In her interview with Steve Bannon on Feb. 4, Harris lays out what she thinks should happen next.
- Gain access to the original 2.1 million ballots that are currently locked up, including but not limited to early ballots, election day ballots, and provisional ballots.
- Deep dive into election log files, election settings, accounts and tokens, windows servers and desktops, Dominion Voting Systems Equipment, Dominion Network, access to logins for the Dominion records, election systems and software, and all voter rolls.

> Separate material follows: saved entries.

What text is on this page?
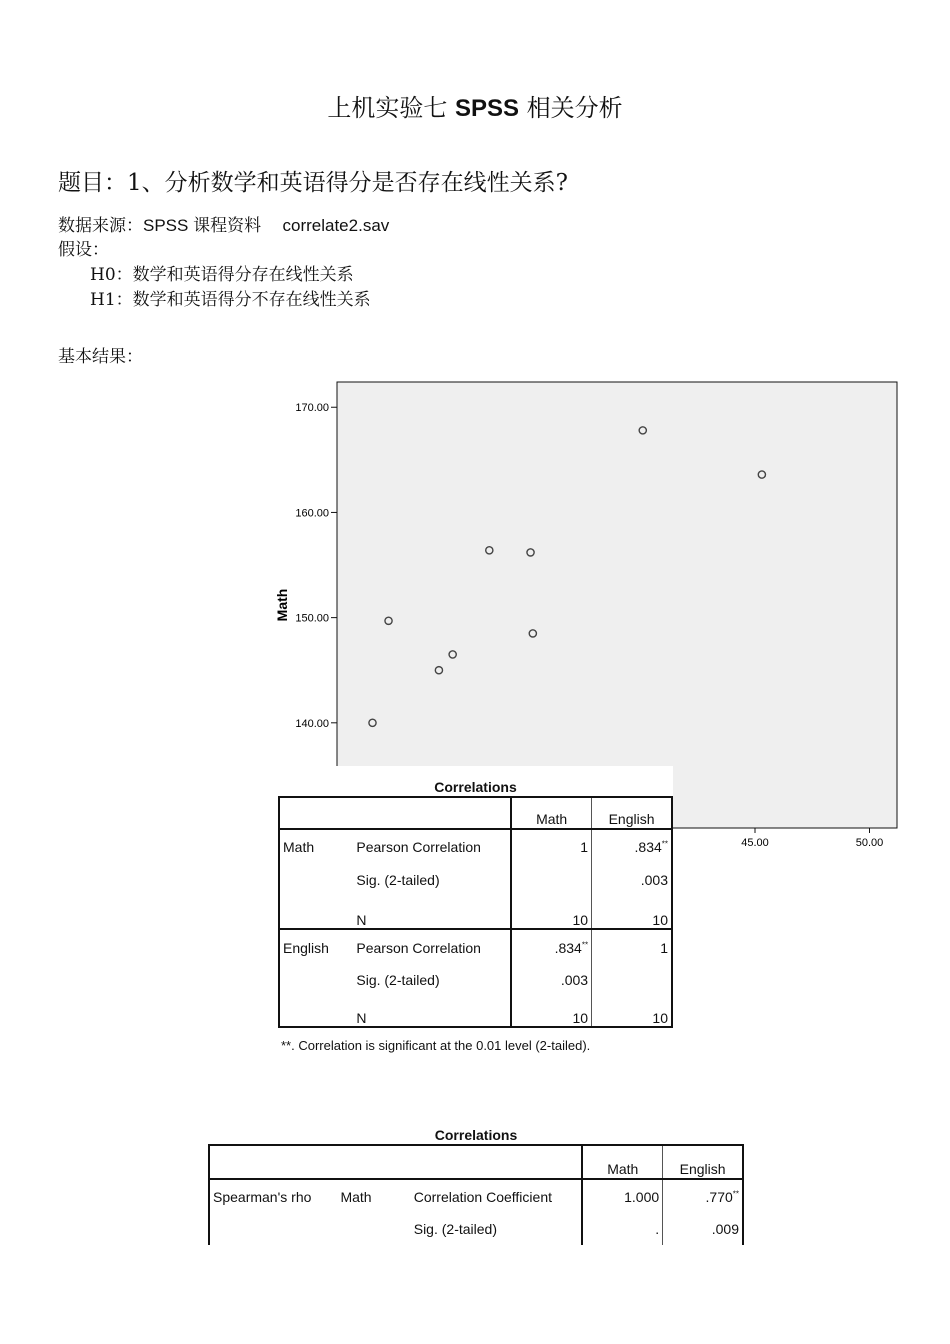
上机实验七 SPSS 相关分析
题目：1、分析数学和英语得分是否存在线性关系?
数据来源：SPSS 课程资料 correlate2.sav
假设：
H0：数学和英语得分存在线性关系
H1：数学和英语得分不存在线性关系
基本结果：
140.00
150.00
160.00
170.00
45.00	50.00
Math
Correlations
		Math	English
Math	Pearson Correlation	1	.834**
	Sig. (2-tailed)		.003
	N	10	10
English	Pearson Correlation	.834**	1
	Sig. (2-tailed)	.003	
	N	10	10
**. Correlation is significant at the 0.01 level (2-tailed).
Correlations
			Math	English
Spearman's rho	Math	Correlation Coefficient	1.000	.770**
		Sig. (2-tailed)	.	.009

Harris says that Arizona is the perfect place to look at ballots because it is one of the few that still has intact ballots. She says this is not a partisan issue. “Let’s get to the bottom of how voter fraud actually works from A-Z…The Arizona State Senate needs to be united.” Everyone needs to jump on board and agree to a deep dive. “We have to be united and say election integrity is important…there is no voter suppression here. We want every vote to count, and we want to make sure there are no shenanigans.”